To help audiences better engage with the show, this production has set the first act in modern times and will perform it in English. The opera portion will be performed in its original German.

“Naturally, it’s going to feel more familiar and immediate if everyone’s talking in English,” Helfrich says.

In this work, Strauss and Hofmannsthal humorously explore the need for arts patronage and the rivalry between high and low art. “That’s the big fight: what kinds of art are more valuable than others.”

Soprano Christina Pier has dual roles in the show, portraying the prima donna in the “prologue” and Ariadne in the “opera.” “It’s a lot of fun to play the diva. I get to have a prima donna fit on stage,” Pier says. “[The show has] some of the most gorgeous music I think I’ve sung to date.
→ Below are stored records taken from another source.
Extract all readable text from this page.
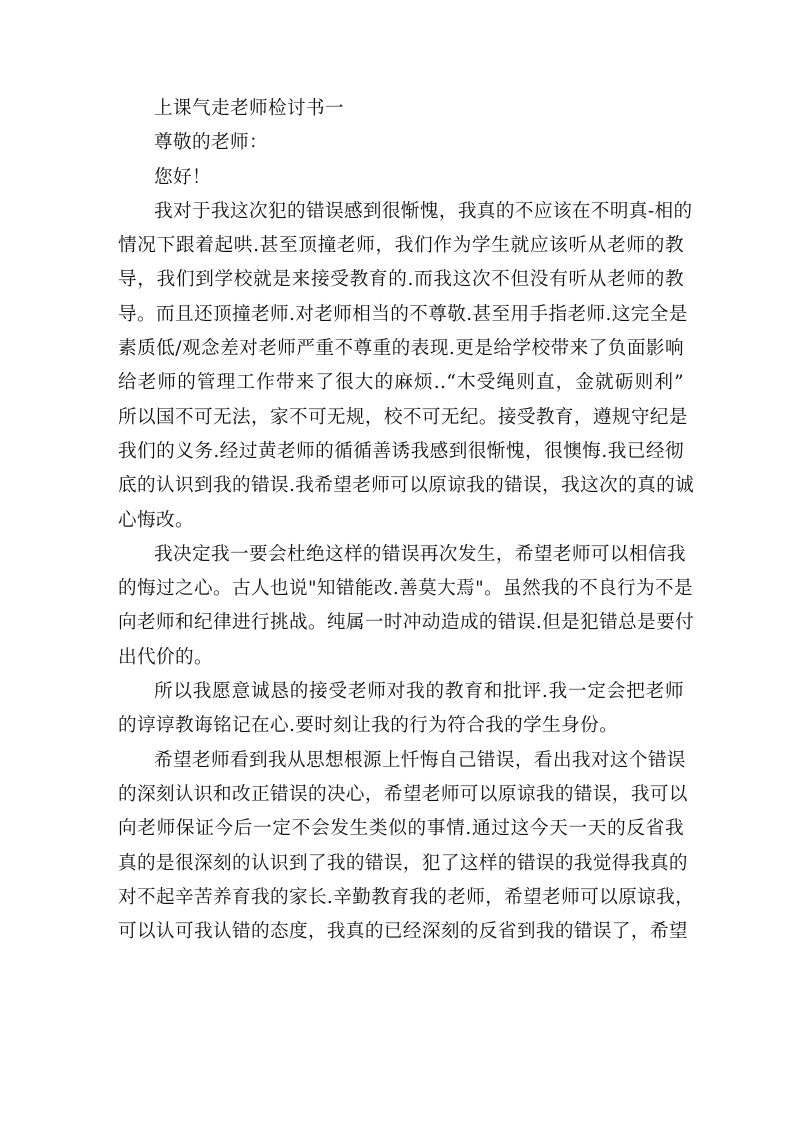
上课气走老师检讨书一
尊敬的老师：
您好！
我对于我这次犯的错误感到很惭愧，我真的不应该在不明真-相的
情况下跟着起哄.甚至顶撞老师，我们作为学生就应该听从老师的教
导，我们到学校就是来接受教育的.而我这次不但没有听从老师的教
导。而且还顶撞老师.对老师相当的不尊敬.甚至用手指老师.这完全是
素质低/观念差对老师严重不尊重的表现.更是给学校带来了负面影响
给老师的管理工作带来了很大的麻烦..“木受绳则直，金就砺则利”
所以国不可无法，家不可无规，校不可无纪。接受教育，遵规守纪是
我们的义务.经过黄老师的循循善诱我感到很惭愧，很懊悔.我已经彻
底的认识到我的错误.我希望老师可以原谅我的错误，我这次的真的诚
心悔改。
我决定我一要会杜绝这样的错误再次发生，希望老师可以相信我
的悔过之心。古人也说"知错能改.善莫大焉"。虽然我的不良行为不是
向老师和纪律进行挑战。纯属一时冲动造成的错误.但是犯错总是要付
出代价的。
所以我愿意诚恳的接受老师对我的教育和批评.我一定会把老师
的谆谆教诲铭记在心.要时刻让我的行为符合我的学生身份。
希望老师看到我从思想根源上忏悔自己错误，看出我对这个错误
的深刻认识和改正错误的决心，希望老师可以原谅我的错误，我可以
向老师保证今后一定不会发生类似的事情.通过这今天一天的反省我
真的是很深刻的认识到了我的错误，犯了这样的错误的我觉得我真的
对不起辛苦养育我的家长.辛勤教育我的老师，希望老师可以原谅我，
可以认可我认错的态度，我真的已经深刻的反省到我的错误了，希望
What’s really brilliant about how Strauss writes is the music is very different depending on the character.”

Ric Furman, who portrays both the roles Tenor and Bacchus, says he loves the rich lines and melodies of Strauss’ music. “His orchestrations are probably what he was most-renowned for,” Furman says. “It’s these really dramatic lines and intonations that make Strauss such a great mood writer. He could just sit down and write something and you just know what he’s trying to convey.”

As beautiful as the music is, Furman says it’s the humor that will probably most surprise audiences.

“I don’t think people will be expecting to laugh out loud as much as they will when they see the show,” Furman says. “My hope is that many first-time operagoers will give this one a chance.”